To improve the oxidation and graphitization resistances of the polycrystalline diamond (PCD), Ti coating was deposited on the diamond powders via magnetic sputtering method, which achieved a uniform TiC protection barrier in PCD during the sintering process. The phase compositions, microstructures and thermal stability of Ti-PCD were characterized by X-ray diffraction (XRD), Auger electron spectroscopy (AES), scanning electron microscopy (SEM) and thermal gravimetric-differential scanning calorimetry (TG-DSC). The results demonstrate that the oxidation and graphitization resistances of PCD are strengthened due to the existence of TiC phase, which acts as an effective inhibitor. The as-received inhibitor delays the oxidation and graphitization of PCD, elevating their initial temperature by ∼50 °C and ∼100 °C, respectively. During the annealing treatment of Ti-PCD, the priory oxidation of TiC, which produces TiO₂ as an oxygen barrier, postpones the diamond oxide. Moreover, the TiC barrier also protects diamond grains from direct contact with cobalt, thus a lower cobalt-catalytic graphitization, and yields to an improved graphitization resistance of PCD. The enhanced oxidation and graphitization resistances of PCD are of significant importance for practical applications to elevated temperatures.
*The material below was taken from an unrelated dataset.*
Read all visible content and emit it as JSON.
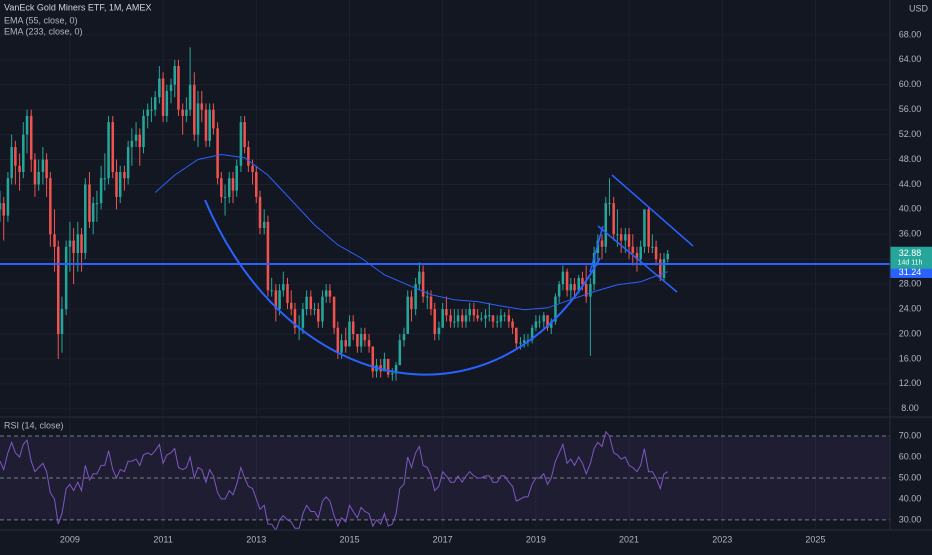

为了提高多晶金刚石（PCD）的抗氧化性和抗石墨化性，通过磁溅射方法在金刚石粉末上沉积了Ti涂层，从而在烧结过程中在PCD中获得了均匀的TiC保护层。通过X射线衍射（XRD），俄歇电子能谱（AES），扫描电子显微镜（SEM）和热重差示扫描量热法（TG-DSC）对Ti-PCD的相组成，微观结构和热稳定性进行了表征。结果表明，由于TiC相的存在，增强了PCD的抗氧化性和抗石墨化性，而TiC相是有效的抑制剂。如此收到的抑制剂延迟了PCD的氧化和石墨化作用，使它们的初始温度分别提高了约50°C和约100°C。₂作为氧气的阻挡层，会延迟金刚石的氧化。此外，TiC阻挡层还可以保护金刚石晶粒不直接与钴接触，从而降低钴催化的石墨化作用，并提高PCD的抗石墨化性。PCD增强的抗氧化性和抗石墨化性对高温实际应用具有重要意义。